To recover this world goodwill, both east and west, requires nothing less that change of mindset, people, system of governance, skillset and structuring of government.

The is not a small change of things because with change comes wealth transfer. The current owners of wealth will fight to the bitter end to preserve privilege.

People

When we have a country that for more than two decades has failed to manage a currency, exchange rate, inflation, interest rate, trade, budget and taxes, we do not need more to show that the people have failed.

The bold change required should not limit change to just the heads of Treasury and central bank. We must take bold decisions to put everyone from director to the top out of the way. It is the relics of these institutions purporting institutional memory that are resistant to change.
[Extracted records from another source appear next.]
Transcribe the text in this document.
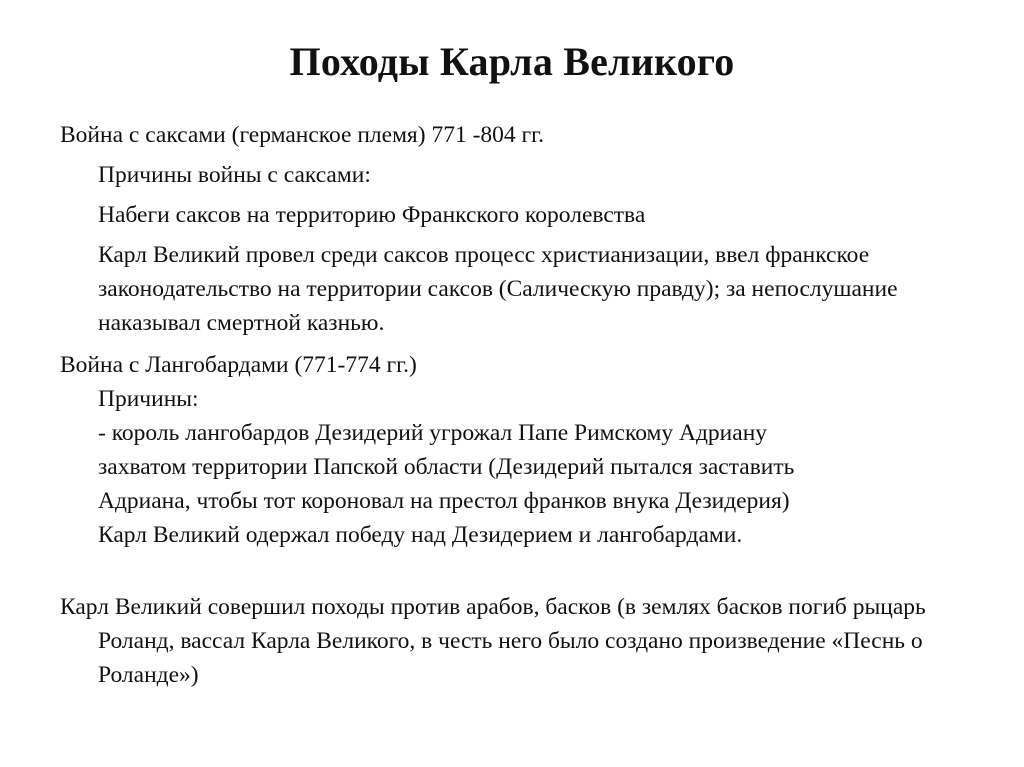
Походы Карла Великого

Война с саксами (германское племя) 771 -804 гг.

Причины войны с саксами:

Набеги саксов на территорию Франкского королевства

Карл Великий провел среди саксов процесс христианизации, ввел франкское законодательство на территории саксов (Салическую правду); за непослушание наказывал смертной казнью.

Война с Лангобардами (771-774 гг.)
Причины:
- король лангобардов Дезидерий угрожал Папе Римскому Адриану
захватом территории Папской области (Дезидерий пытался заставить
Адриана, чтобы тот короновал на престол франков внука Дезидерия)
Карл Великий одержал победу над Дезидерием и лангобардами.

Карл Великий совершил походы против арабов, басков (в землях басков погиб рыцарь Роланд, вассал Карла Великого, в честь него было создано произведение «Песнь о Роланде»)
You have a city that cannot collect garbage, provide potable water, have functional traffic lights, let alone cut grass. The people have failed. The idea is to have a new start from director level to minister level and anything in between. Let’s change the skills, abilities and knowledge matrix of people in our councils, not just to have exclusively politicians. The cities‘ rot is not limited to opposition and or ministry because the cities have been in perpetual decline for decades.

Our Parliament is dead except for a few who advocate for new laws and robustly question the Executive. The oversight role is near non-existent and from the silence of the majority therein maybe clueless. The change though must start at political party level. At the moment the three political parties in Parliament, one is holding on to history, the other to former student activists and lawyers while the other is holding on to nothing.

The radical change required is to increase the country’s strength in diversity of skills, abilities and knowledge. We must have minimum hiring standards for the entire spectrum from wards to the President. That minimum is not easy for a country that rewards loyalty and charisma over character and competence.

Systems and structures of corporate governance

To nip corruption in the bud the government had no business in having the Public Entities Corporate Governance Act in its current form. The model of the Sarbanes-Oxley Act deters corruption. We need an Act that achieves two things, the first being personal liability beyond just criminal proceedings and second, “comply or else” framework not voluntary compliance. With these two changes we most likely would have had no directors across the board who ignore the Auditor-General reports. The country needs to strike fear in the hearts of bureaucrats.

This shift in corporate governance equally applies to private and public companies which requires radical changes to the Companies and Other Entities Act.

The same fear should be instilled in  the hearts of directors and secretaries of ministries who are conveniently excluded from the current Governance Act yet they are the power behind boards and executives of State-owned enterprises.

This country requires to make hard decisions and act in a radical manner. Unfortunately, we are expecting change of our economic fortunes using the same mindset, decisions and actions that have failed us for four decades.